Josh works at the Mombacho National Park that all the students had visited together in May. The park was noticeably much busier now – it is the ‘high season’ due to summer vacations in the U.S. – and about 200 tourists visit each day.
Josh is helping the park create a mariposario, a butterfly farm. Now they are capturing butterflies each day to populate the colonies inside the enclosed farm. Because each species of butterfly require a different species of plant for laying eggs, those plants must all be grown inside the enclosed area. When the eggs grow to a good size, they will be taken into a laboratory where the staff can track the changes through the larvae, pupa and cocoon stages, before the butterflies are returned to the farm enclosure. The butterfly farm actually sits inside another enclosure for the park’s orquideario, orchid farm. The Goshen student who worked here last year assisted with this project.
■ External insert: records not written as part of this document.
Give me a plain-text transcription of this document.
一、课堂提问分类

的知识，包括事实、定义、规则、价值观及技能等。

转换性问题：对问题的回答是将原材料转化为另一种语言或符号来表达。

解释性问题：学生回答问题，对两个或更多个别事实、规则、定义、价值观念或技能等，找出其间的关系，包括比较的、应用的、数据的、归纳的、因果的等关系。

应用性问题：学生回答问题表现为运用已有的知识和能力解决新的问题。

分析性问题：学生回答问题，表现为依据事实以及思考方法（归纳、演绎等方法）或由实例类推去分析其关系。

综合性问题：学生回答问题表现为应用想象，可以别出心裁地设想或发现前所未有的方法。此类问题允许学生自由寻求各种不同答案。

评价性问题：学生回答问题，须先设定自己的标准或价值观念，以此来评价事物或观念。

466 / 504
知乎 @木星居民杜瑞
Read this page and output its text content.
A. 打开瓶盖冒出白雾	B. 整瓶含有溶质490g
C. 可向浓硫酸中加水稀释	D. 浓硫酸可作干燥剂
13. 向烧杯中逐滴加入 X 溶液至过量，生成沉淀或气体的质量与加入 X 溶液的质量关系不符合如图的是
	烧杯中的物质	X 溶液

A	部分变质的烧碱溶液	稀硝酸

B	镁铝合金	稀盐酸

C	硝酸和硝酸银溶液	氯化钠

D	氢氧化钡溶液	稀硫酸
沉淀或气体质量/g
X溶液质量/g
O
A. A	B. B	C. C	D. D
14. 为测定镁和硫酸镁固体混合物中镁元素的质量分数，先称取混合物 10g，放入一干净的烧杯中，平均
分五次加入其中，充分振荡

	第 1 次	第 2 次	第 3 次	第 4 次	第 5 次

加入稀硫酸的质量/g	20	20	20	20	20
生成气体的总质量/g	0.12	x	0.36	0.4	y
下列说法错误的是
On the day that Doug visited, Josh, Carmen (his supervisor) and Kelton were going butterfly hunting. We rode a pickup to the main hacienda of a coffee farm halfway up the slope to the top of the extinct volcano. We roamed through the lanes that penetrate the coffee groves, and periodically Josh or Kelton would dash off with their nets in the air to nab a distant butterfly they saw. The specimens were brought back to Carmen, who carried the cage. In less than an hour they had about 15 specimens.
In the afternoon Doug went with Josh to his home, located near the park entrance in a small community called Guanacaste, where he lives with Carmen, her husband Alexander, their 2-year-old son Jeshua, and an 8-month-old baby. In the evenings Josh teaches English to a class of local kids.